Young, Obese, and in Surgery


Though Shani Gofman had been teased for being fat since the fourth grade, she had learned to deal with it.

She was a B student and in the drama club at school. She had good friends and a boyfriend she had met through Facebook. She even showed off her curves in spandex leggings and snug shirts.

When her pediatrician, Dr. Senya Vayner, first mentioned weight-loss surgery, Ms. Gofman was 17, still living with her parents in Bensonhurst, Brooklyn, her bedroom decorated with glow-in-the-dark stars because she was afraid of the dark.

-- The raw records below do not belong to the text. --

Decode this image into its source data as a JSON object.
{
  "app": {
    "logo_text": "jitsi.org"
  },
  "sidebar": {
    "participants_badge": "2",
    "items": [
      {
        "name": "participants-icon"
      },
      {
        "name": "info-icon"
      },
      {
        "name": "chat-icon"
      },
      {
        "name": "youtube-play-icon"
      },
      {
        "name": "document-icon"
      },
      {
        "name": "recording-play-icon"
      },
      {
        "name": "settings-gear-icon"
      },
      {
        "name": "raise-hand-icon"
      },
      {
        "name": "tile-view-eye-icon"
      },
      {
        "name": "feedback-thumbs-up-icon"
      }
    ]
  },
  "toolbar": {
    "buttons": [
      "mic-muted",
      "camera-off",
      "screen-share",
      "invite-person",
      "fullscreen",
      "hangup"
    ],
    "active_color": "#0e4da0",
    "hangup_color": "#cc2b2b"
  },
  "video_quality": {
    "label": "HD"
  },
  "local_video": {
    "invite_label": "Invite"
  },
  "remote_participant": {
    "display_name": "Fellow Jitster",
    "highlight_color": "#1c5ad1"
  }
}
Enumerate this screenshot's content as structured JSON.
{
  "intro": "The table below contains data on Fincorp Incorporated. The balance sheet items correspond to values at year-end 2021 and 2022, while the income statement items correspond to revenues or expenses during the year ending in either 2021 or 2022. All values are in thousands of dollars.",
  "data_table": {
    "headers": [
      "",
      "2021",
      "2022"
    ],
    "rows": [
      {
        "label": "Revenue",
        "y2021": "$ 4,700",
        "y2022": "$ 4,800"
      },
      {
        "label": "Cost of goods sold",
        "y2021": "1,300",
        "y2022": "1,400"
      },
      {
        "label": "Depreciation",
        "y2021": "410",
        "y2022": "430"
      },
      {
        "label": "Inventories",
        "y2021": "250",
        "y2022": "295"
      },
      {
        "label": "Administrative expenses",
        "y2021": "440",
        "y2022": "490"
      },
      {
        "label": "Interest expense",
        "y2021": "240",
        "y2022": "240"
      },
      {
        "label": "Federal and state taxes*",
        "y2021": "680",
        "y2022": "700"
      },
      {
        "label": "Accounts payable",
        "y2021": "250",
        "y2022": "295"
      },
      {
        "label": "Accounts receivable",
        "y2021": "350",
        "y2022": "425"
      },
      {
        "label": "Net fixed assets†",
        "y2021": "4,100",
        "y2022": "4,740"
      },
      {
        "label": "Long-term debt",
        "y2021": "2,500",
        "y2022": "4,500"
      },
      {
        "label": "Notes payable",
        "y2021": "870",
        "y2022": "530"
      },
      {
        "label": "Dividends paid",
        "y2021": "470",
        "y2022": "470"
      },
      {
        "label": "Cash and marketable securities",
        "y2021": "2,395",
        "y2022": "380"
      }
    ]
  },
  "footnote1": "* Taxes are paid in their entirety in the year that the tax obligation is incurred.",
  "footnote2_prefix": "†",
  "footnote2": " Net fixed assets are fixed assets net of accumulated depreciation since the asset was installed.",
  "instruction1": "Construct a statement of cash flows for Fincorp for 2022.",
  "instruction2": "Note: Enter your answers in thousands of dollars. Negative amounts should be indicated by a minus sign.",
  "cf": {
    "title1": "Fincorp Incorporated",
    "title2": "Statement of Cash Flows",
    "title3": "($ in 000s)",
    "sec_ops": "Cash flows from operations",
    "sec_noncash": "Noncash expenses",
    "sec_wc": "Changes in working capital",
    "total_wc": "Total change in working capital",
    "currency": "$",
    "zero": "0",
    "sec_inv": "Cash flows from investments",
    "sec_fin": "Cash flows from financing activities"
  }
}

There was no question, at 5-foot-1 and more than 250 pounds, she was overweight. But she resisted, saying she could diet.

“I’ll lose weight,” Ms. Gofman assured her doctor.

Dr. Vayner said, prophetically, “It’s not your fault, but you’re not going to be able to do it.”

Along with the obesity epidemic in America has come an explosion in weight-loss surgery, with about 220,000 operations a year — a sevenfold leap in a decade, according to industry figures — costing more than $6 billion a year. And the newest frontier is young patients like Ms. Gofman, who allowed The New York Times to follow her for a year as she had the operation and then embarked on a quest to lose weight, navigating challenges to her morale, her self-image and her relationships with family members and friends.

But the long-term effectiveness of weight-loss surgery, particularly stomach banding, the procedure Ms. Gofman had, is still in question. And the push toward surgery on the young has brought some resistance from doctors who say it is too drastic to operate on patients whose bodies might still be developing and who have not been given much time to lose pounds on their own. […]

Cathy Taylor, a spokeswoman for Allergan, noted that the studies involved small sample sizes: the adult ones had fewer than 300 patients combined, and the Australian study, two dozen. Ms. Taylor said that the adult studies did not reflect recent improvements in the band and in surgical techniques, and that the complications in the teenage study were not serious.

Stomach enlargement, she said, “speaks to the importance of additional education for the adolescent to understand the importance of adhering to the new eating program.”

But that, said Diana Zuckerman, a psychologist and president of the National Research Center for Women and Families, goes to the heart of why teenagers are bad candidates for bariatric surgery: they are often immature, rebellious and uninterested in long-term consequences.

“It’s not just you can’t eat Thanksgiving dinner,” Dr. Zuckerman said. “You’re going to have to have this tiny little meal for the rest of your life.”